I will find Neo and tell him that I have no regrets. That if it makes him more comfortable
I will tell Grant I instigated this relationship. I will repeat to Neo the secrets
he whispered against my throat and my belly last night, passwords in a language no
one else can speak. I will slip my hand into his and I will not let go.

But all of my plans scatter when I hear children playing in the courtyard. This is
startling, because it’s so rare. Then I realize it is Saturday, the day when the families
of the rangers may come to visit. One of the boys—all angles and arms and legs—kicks
a soccer ball that smacks me in the thigh.
“Tshwarelo,”
he says. Sorry.

He looks terrified, as if he expects me to punish him. I smile instead.
“Dumêla,”
I say. Hello.

I don’t know a lot of the Setswana language yet, but you have to pick up some words
here and there when you spend all day with rangers. The boy’s little brother is staring
at Lesego, his mouth a perfect O, the soccer game forgotten.
“O mang?”
I ask his name, crouching down to his level, as Lesego curls her trunk over my shoulder.

“Leina la me ke Khumo,”
the toddler says. My name is Khumo.

Suddenly there is a flurry of activity, and a woman comes out of one of the huts,
balancing a baby on her hip. Like many other Tswana women, she is beautiful—tall and
willowy, with bone structure usually found on the pages of fashion magazines. Her
hair is wrapped in a colorful scarf that makes me think of a sunset. I wonder if she
is the woman who left behind the coconut oil that saved Lesego from starving.

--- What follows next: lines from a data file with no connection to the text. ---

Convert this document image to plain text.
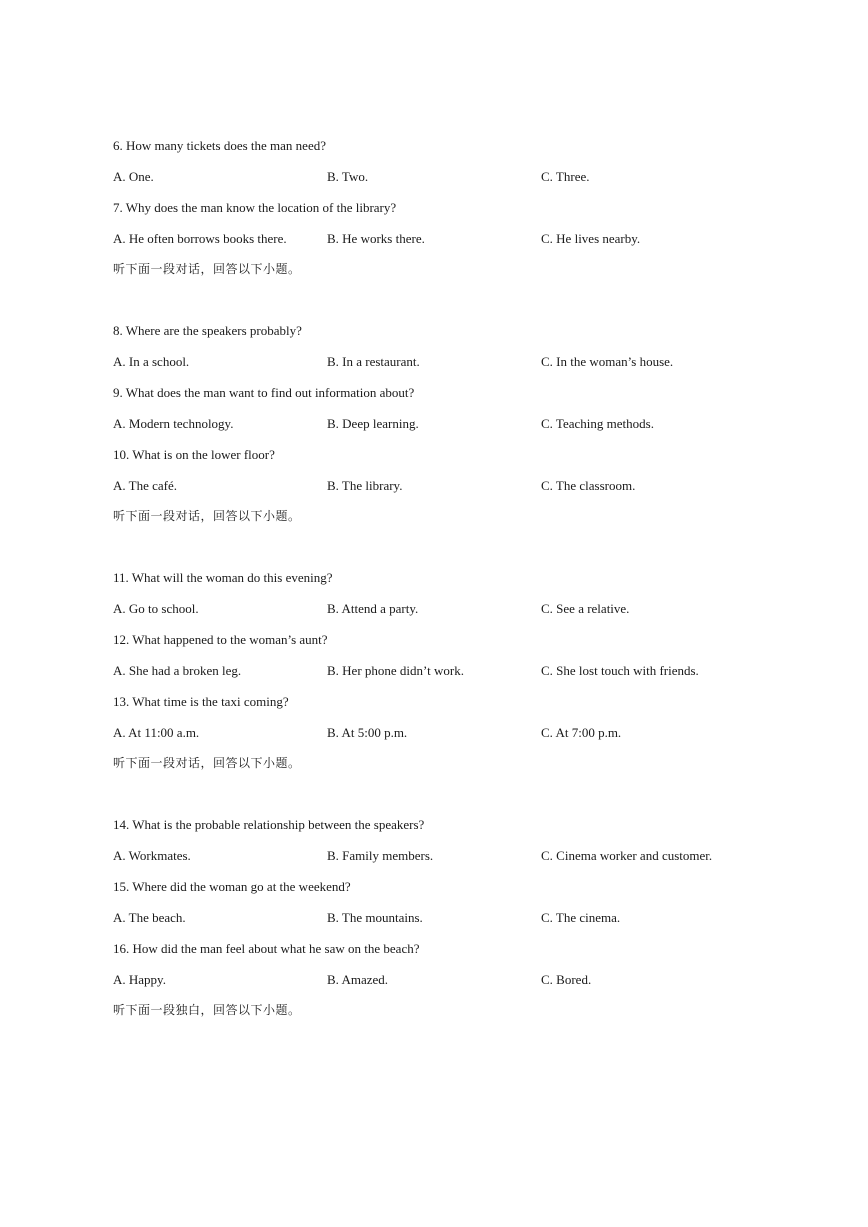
6. How many tickets does the man need?
A. One.	B. Two.	C. Three.
7. Why does the man know the location of the library?
A. He often borrows books there.	B. He works there.	C. He lives nearby.
听下面一段对话，回答以下小题。
8. Where are the speakers probably?
A. In a school.	B. In a restaurant.	C. In the woman’s house.
9. What does the man want to find out information about?
A. Modern technology.	B. Deep learning.	C. Teaching methods.
10. What is on the lower floor?
A. The café.	B. The library.	C. The classroom.
听下面一段对话，回答以下小题。
11. What will the woman do this evening?
A. Go to school.	B. Attend a party.	C. See a relative.
12. What happened to the woman’s aunt?
A. She had a broken leg.	B. Her phone didn’t work.	C. She lost touch with friends.
13. What time is the taxi coming?
A. At 11:00 a.m.	B. At 5:00 p.m.	C. At 7:00 p.m.
听下面一段对话，回答以下小题。
14. What is the probable relationship between the speakers?
A. Workmates.	B. Family members.	C. Cinema worker and customer.
15. Where did the woman go at the weekend?
A. The beach.	B. The mountains.	C. The cinema.
16. How did the man feel about what he saw on the beach?
A. Happy.	B. Amazed.	C. Bored.
听下面一段独白，回答以下小题。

She rattles off a stream of Tswana so fast and furious that I cannot follow along,
but I can tell from the slope of the boys’ shoulders and the way they are drawn to
her, as if to a magnetic pole, that they are being reprimanded for hitting the white
woman with the soccer ball. “No,” I say, trying to make her understand that the boys
have done nothing wrong.
“Go siame,”
I tell her. It’s fine. Then I point to the little girl she is holding.
“Bontle,”
I say, the only word I know in her language for
beautiful
.

The little boys peek from behind their mother, chattering about Lesego—or so I assume
from the way they are pantomiming her trunk and her ears. “Do you speak English?”
I ask. “I am trying to find Neo.”

Before she can respond, Neo steps through the doorway and freezes.

I am trying to make sense of the picture in front of my eyes when the littlest boy
wraps his arms around Neo’s leg, as if it is a tree to climb.

It is family visiting day in the rangers’ village, and this is Neo’s family.

My body feels like a block of ice. “I … I have to go,” I force out, and I run down
the path that leads from the rangers’ village, with the calf hurrying behind me.

Neo catches up to me when I can just see the open door of my cottage, the bed
inside where we made love the night before, when I did not know that he was married.
“Alice,” he calls out. “Stop.”

I turn on him, shoving so hard at his shoulders that he stumbles backward. “You didn’t
tell me,” I yell. I am angry at him for hiding this. I am angrier at myself for not
asking.

The truth is, I didn’t look closely enough. Neo had been there when I needed him;
he had told me what I wanted to hear; he had touched me like a match strikes wood.
I was the fool for burning.

Sensing that something isn’t right, Lesego roars. Neo grasps me by the wrist, a shackle.
“You don’t understand,” he says softly.

But he is wrong. I hadn’t
wanted
to. There’s a difference.

As I pull away from Neo, as I walk to my hut, I can feel his eyes on me. I start counting
the steps. Fifty, and I will be okay. Forty-nine, until I close the door behind me.
Forty-eight. Forty-seven.

“Alice.”

The sound of my name being called cracks the shell of my composure. I look up to find
Grant waiting on the front steps of my hut. Seeing Lesego, he purses his lips. “She’s
bounced back fast.”

I nod, and he hands me a piece of paper. I hesitate, expecting another yellow slip
from Western Union, but this is a piece of camp stationery with a name scrawled across
it. “Who’s Karen Trendler?” I ask.

“She runs a sanctuary in South Africa. She’s very active in the fight against poaching
elephants and rhinos.” He hesitates. “Your girl isn’t ever going back to the bush,”
Grant says. “I think you and I both know that.”